Does Crop Insurance Expand the Racial “Subsidy Gap?”

Every American should be angry over the false claims being made against a fund designed to help black farmers who were the victims of long-standing discrimination by the U.S. Department of Agriculture, which were reported last week by The New York Times.

But the Times story, if accurate, shouldn’t distract the public from focusing on long-ingrained patterns at USDA that are even more egregious.

For many years, USDA systematically favored white farmers by denying or delaying loans to black farmers. As a result, the number of black farmers fell from a peak of nearly 1 million in 1910 to about 30,000 today.

As a 1994 report commissioned by USDA itself said, “Minorities received less than their fair share of USDA money for crop payments, disaster payments, and loans.”

The 1994 review found that the largest 1 percent of USDA loans went to corporations and white male farmers. Loans to black male farmers were, on average, 25 percent less than those given to white males. And 97 percent of disaster payments went to white farmers – while less than 1 percent went to black farmers.

Though a landmark civil rights settlement was reached, an investigation 10 years later by EWG and the National Black Farmers Association (NFBA) showed that USDA then made matters worse by withholding roughly three our of every four dollars intended to quickly compensate farmers for decades of unequal treatment. Following the settlement, the 2004 report showed, USDA treated black farmers as adversaries.

The agency also destroyed most of the records of its discriminatory practices, grievously complicating efforts to document how it systematically favored white farmers over their black neighbors. That lack of documentation contributed to the alleged fraud reported by the Times.  

But the equally disturbing story the Times did not cover is the extent to which current subsidies continue to reinforce USDA’s long legacy of discrimination. As EWG and NFBA documented in 2007, black farmers still receive a fraction of subsidies that other farmers receive, such as direct and counter-cyclical payments. This “subsidy gap” widened over the past decade as federal crop insurance programs expanded. Because crop insurance subsidies are tied to the value of a farmer’s crop, the largest premium subsidies flow to the farmers with the most valuable crops.

There are no limits on who can receive crop insurance subsidies or the amount they can collect, and more than 10,000 policyholders received more than $100,000 each in premium support in 2011. Twenty-six of them received more than $1 million each.

According to USDA’s 2007 census (the most recent available), only a handful of black farmers – fewer than 2,000 – had crops that sold for more than $50,000. About one-third of black-owned farms had less than $1,000 in sales. By contrast, nearly 500,000 white-owned farms grew crops that sold for more than $50,000.

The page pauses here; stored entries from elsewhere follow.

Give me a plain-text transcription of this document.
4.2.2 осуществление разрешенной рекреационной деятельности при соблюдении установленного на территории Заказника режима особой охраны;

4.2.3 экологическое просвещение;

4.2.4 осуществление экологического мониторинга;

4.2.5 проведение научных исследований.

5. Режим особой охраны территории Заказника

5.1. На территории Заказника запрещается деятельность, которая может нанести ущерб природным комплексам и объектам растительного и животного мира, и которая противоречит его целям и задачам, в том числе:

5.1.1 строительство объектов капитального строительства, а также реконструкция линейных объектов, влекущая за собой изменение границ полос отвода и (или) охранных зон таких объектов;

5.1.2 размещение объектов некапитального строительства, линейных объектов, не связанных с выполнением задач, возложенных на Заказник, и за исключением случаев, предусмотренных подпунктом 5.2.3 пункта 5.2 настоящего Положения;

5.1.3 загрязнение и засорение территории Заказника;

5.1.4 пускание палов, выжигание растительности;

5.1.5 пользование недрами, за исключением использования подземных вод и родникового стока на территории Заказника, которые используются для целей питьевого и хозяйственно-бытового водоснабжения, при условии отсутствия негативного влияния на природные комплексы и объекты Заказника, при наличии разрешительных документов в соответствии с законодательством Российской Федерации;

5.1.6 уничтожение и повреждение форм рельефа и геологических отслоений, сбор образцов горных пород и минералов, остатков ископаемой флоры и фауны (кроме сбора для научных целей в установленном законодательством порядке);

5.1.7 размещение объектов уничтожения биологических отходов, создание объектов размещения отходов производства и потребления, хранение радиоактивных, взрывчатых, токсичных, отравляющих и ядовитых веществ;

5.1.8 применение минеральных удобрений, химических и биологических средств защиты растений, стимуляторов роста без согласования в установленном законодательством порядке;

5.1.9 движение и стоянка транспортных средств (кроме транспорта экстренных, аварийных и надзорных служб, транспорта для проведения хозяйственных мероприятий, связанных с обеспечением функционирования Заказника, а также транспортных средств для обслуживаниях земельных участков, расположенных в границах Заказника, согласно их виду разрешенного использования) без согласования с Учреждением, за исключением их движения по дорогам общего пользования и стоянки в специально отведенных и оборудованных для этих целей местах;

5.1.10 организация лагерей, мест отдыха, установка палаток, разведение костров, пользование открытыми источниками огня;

We don’t know whether all of the policyholders who collected more $1 million in crop insurance premium support in 2011 are white males, but it’s a safe bet that most of them are.

Why don’t we know?

Because the same Congressional committees that looked the other way during decades of discrimination have prohibited USDA from telling us.

Reasonable limits on who can receive crop insurance premium support and the amount policyholders can receive would help level the playing field between the largest and most successful farm businesses and family farmers struggling to overcome a long a legacy of discrimination. Greater transparency would help us know whether this discrimination is being perpetuated.

As a U.S. senator, President Obama was a prominent champion for reversing decades of discrimination against black farmers. Will he now support reforms that ensure that black farmers can compete on a level playing field?